Bankruptcies also decreased during third quarter, dropping 26.7% as compared to second quarter. Credit unions reported that 56,572 members filed for bankruptcy during third quarter and the percentage of loans charged off due to bankruptcy dropped by 14 basis points to stand at 23.95% of all loans charged off.
Credit Unions Report Membership and Asset Growth Strong Across the Board
Across the country, credit unions report somewhat similar growth statistics. Frank Nelson, CEO of 1st Financial Federal Credit Union ($210 million, Wentzville, MO) describes substantial membership growth statistics. “Our membership has grown by 11.1% in 2011, and 6.6% in the 3nd quarter alone.”
Donna LoStocco, Vice President Member Experience at Affinity Federal Credit Union ($2 billion, Basking Ridge, NJ) reports that her credit union added 2,690 new members; 8,183 members were added in the first nine months of 2011.
According to Glenn Kirk, EVP of Marketing & Business Development at Summit Credit Union ($130.5 million, Greensboro, NC), the big membership boon coincided with Bank Transfer Day.
“Membership has grown by roughly 5% from January 1 through November,” Kirk explains. “We typically see an increase of 50 to 100 net members each month, but saw a member growth spike during October and November of roughly 800 net new members (total of both months).
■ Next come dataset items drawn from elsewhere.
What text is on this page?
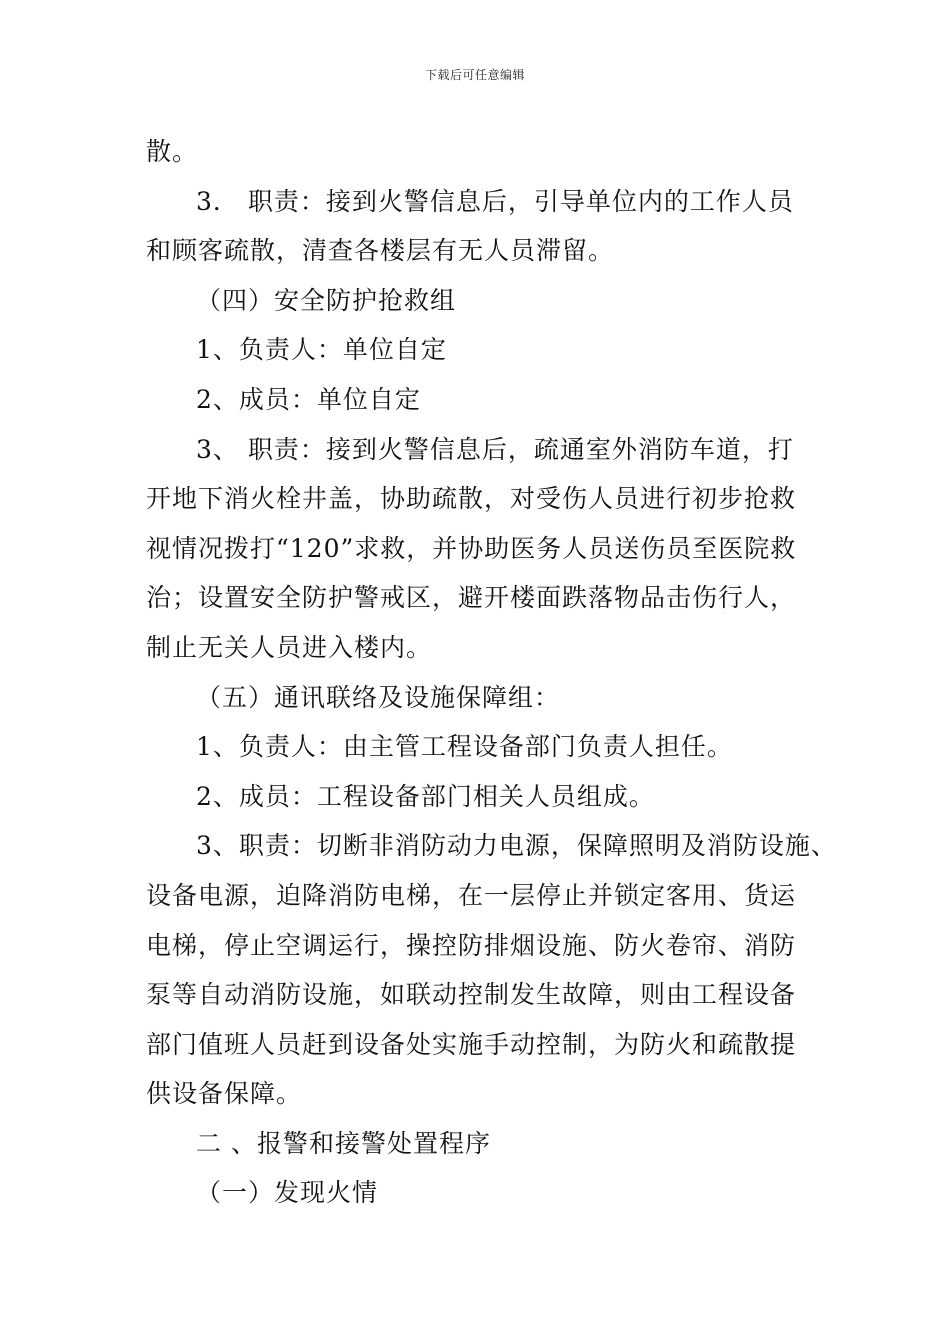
下载后可任意编辑
散。
3． 职责：接到火警信息后，引导单位内的工作人员
和顾客疏散，清查各楼层有无人员滞留。
（四）安全防护抢救组
1、负责人：单位自定
2、成员：单位自定
3、 职责：接到火警信息后，疏通室外消防车道，打
开地下消火栓井盖，协助疏散，对受伤人员进行初步抢救
视情况拨打“120”求救，并协助医务人员送伤员至医院救
治；设置安全防护警戒区，避开楼面跌落物品击伤行人，
制止无关人员进入楼内。
（五）通讯联络及设施保障组：
1、负责人：由主管工程设备部门负责人担任。
2、成员：工程设备部门相关人员组成。
3、职责：切断非消防动力电源，保障照明及消防设施、
设备电源，迫降消防电梯，在一层停止并锁定客用、货运
电梯，停止空调运行，操控防排烟设施、防火卷帘、消防
泵等自动消防设施，如联动控制发生故障，则由工程设备
部门值班人员赶到设备处实施手动控制，为防火和疏散提
供设备保障。
二 、报警和接警处置程序
（一）发现火情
This came at the time when the banks were announcing their debit card fees. We expect that trend to continue because our members who still have bank accounts tell us that they are now uneasy and expecting bank fees to start early next year.”
Assets have also been a strong point for most credit unions. Kirk says that Summit’s have increased by 8.2% and totaled $130.5 million at the end of November. “We will have another jump of roughly $4 million in December due to the merger of another credit union.”
LoStocco says that Affinity has also increased assets by 0.97% in the third quarter 2011. Nelson reports a 2.02% growth this year as well.
Credit Unions Have No Problem Balancing Shares with Loans
Nelson explains that while shares have increased slightly, it’s more about providing exceptional value for all members’ financial needs. “Shares have increased at a slightly faster pace than loans. 2.18% versus 1.62% respectively,” he says. “We have made a conscious effort to provide a great overall value to our members, whether they are borrowers or savers. I think that these growth figures demonstrate that people in our community are finding 1st Financial to be a better value than our competitors.”
LoStocco states that Affinity’s share to loan balance has been consistent. “Our third quarter share growthwas 1.11%, about the same as Affinity's loan growth for the same period (not including loan sales). The majority of our share growth was within ourchecking products.”
LoStocco adds that Affinity grew in all areas (net worth, assets, shares, investments and loans.) “Total Checking balances increased 7.1% for the quarter or $21.1 million.”
Kirk also reports balanced increases on both sides. “Not a significant difference,” he says. “Through November our deposits have increased by $8.6 million, or 7.89% ($117.5 million); compared to loans which have increased by $7.5 million, or 8.01% ($101.1 million). Our loan to share ratio has increased from 85.9% to 86.1%.”
To some this may not seem like a significant increase, but we are definitely bucking the industry trend by increasing outstanding loans,” Kirk continues. “We have done this primarily in auto loans and mortgages, both showing roughly a $4 million increase since January 1.”